The answer is no. Scruffy teenagers on skateboards stopped to look at the neon green and black team bus of the Rock team in California. They bought hats a t-shirts from the Rock vendors. Women young and old whistled at the riders as they posed before races and flew by while in the pack. And news crews flocked before and after each stage to the Rock area to interview the colorful characters on the team. The Botero-Hamilton-Sevilla chimera was irritating, but not disruptive to the point that the team should be excluded from America's biggest races. In the end, cycling loses out as top riders like Fred Rodriguez and Victor Hugo Pena are taken away and replaced by no names like Joe Eldridge and Tim Hargrave. Sure, Team Type 1 has excellent riders, but frankly, they would get shelled by the far more talented Rock team.
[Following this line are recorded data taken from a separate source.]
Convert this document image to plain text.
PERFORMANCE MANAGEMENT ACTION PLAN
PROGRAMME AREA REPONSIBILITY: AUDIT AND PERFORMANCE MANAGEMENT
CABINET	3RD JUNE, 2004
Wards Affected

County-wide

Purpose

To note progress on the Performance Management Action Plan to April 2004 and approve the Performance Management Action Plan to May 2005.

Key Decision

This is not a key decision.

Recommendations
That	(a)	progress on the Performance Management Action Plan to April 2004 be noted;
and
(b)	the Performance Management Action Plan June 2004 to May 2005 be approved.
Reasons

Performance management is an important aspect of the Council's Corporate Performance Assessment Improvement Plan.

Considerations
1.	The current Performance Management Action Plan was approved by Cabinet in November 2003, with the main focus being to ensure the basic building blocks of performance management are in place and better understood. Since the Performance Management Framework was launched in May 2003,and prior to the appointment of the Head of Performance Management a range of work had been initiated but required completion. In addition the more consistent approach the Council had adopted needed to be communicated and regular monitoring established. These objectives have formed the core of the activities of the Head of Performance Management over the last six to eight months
In the end, the Tour of Georgia will have fewer fans and less drama, both important ingredients for any live event. Team Type 1, while game competitors, will in all liklihood find themselves completely over-matched throughout the week as the Pro Tour teams drop them like stones on the climbs and ride away from them on the flats. Meanwhile, the Rock team will be on the sidelines, for no other reason than that they called AEG to the carpet before the Tour of California. AEG is looking more and more like another cycling event organizer, ASO, by the day.

5 comments:

Anonymous said...

Birrell and Medalist Sports can put what ever spin they like on it, but bottom line is that they have elected to exclude a team based only on their narrow minded old school perception of what cycling should be.
No dis-respect to the other domestic teams, but R&R would field a higher quality team even without the services of Cippolini, Hamilton, Botero and Sevilla. I can only hope this type of action back fires on Birrell and his Medalist Sports group and fans wake up and see it for what it really is.
In this day and age subscribing to the conform or die mentality will only further the demise of cycling.

Anonymous said...

I'm a fan of both Team Type 1 and Rock. They each have their merits. What a shame that the race organizer has chosen to exclude some of the best talent in the peloton.

Joel said...

It's sad. I thought cycling hit bottom last year. Now it seems to want to stay at the bottom and with status quo. Until a athletes union is formed I don't think the sport will ever grow as it should. Can you imagine if a football stadium excluded certain teams from playing due to some prejudice?

Wise Man said...

Who is Jim Birrell?

And why is he screwing up a sport that is already in deep trouble?

Sohmy said...

Maybe it's a good thing they aren't letting them in. What is cycling all about anyway? Big money? Cadillacs? Publicity? Having the most doped up riders on your team?